Because this is an article about a book from the time period, the article itself is a secondary source, but I may want to ready through the book myself so that it can be a primary source. Perhaps when I have time…ke

Irish Versus the Yankees (no, not the baseball team)

Image result for sprague electric mill

(above) a view of one of the largest factories/mills in North Adams

Morgan, Jack. 2009. “Among Cromwell’s Children: The Irish and Yankee New England.” New Hibernia Review 89-107.


Morgan’s article explains the anti-Irish sentiment of native New Englanders pre-Civil War as mostly a struggle between nativist sentiment versus immigrants (Yankees being natives and Irish being newer immigrants) and Protestants versus Catholics (Yankees being Protestant and Irish being Catholic). He goes on to explain that rising numbers of Irish around the mid 1800s, their fighting in the Civil War, and the emergence of several respectable figureheads in the intellectual and political communities lead to a softening in attitude. Although there was still pushback when agrarianism was supplanted by industrialism and Irish immigrants took work in factories. Eventually many intellectuals became more exposed to Catholicism and Celtic culture and helped soften Protestant Nativism, and the Irish became viewed as an infusion of energy and culture into a stagnating Protestant Yankee culture.

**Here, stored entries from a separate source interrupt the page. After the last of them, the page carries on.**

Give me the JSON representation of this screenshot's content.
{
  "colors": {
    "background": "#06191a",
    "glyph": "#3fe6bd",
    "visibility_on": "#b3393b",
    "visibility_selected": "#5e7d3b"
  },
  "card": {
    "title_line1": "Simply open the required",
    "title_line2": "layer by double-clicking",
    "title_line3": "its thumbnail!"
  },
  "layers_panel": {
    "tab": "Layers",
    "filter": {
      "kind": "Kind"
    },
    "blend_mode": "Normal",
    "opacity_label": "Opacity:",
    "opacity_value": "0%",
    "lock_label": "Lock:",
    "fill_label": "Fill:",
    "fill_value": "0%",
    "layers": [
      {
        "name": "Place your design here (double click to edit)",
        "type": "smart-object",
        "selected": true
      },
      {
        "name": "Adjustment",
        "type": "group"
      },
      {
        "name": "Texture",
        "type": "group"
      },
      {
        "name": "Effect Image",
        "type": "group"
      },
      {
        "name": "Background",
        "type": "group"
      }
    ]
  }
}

Morgan’s writing is clearly directed towards those who have an extensive background in New England and Europe history, and there are whole paragraphs that are nearly incomprehensible to the uninformed.

This article provided a background and general timeline from the main influx of Irish immigrants in the 1800s to their general acceptance just before the 1900s, as well as illuminating the Protestant versus Catholic conflict and Irish contributions to New England culture. This article is very useful for exploring the main reasons that the Irish came into conflict with the New Englanders, as well as how they eventually came to be accepted.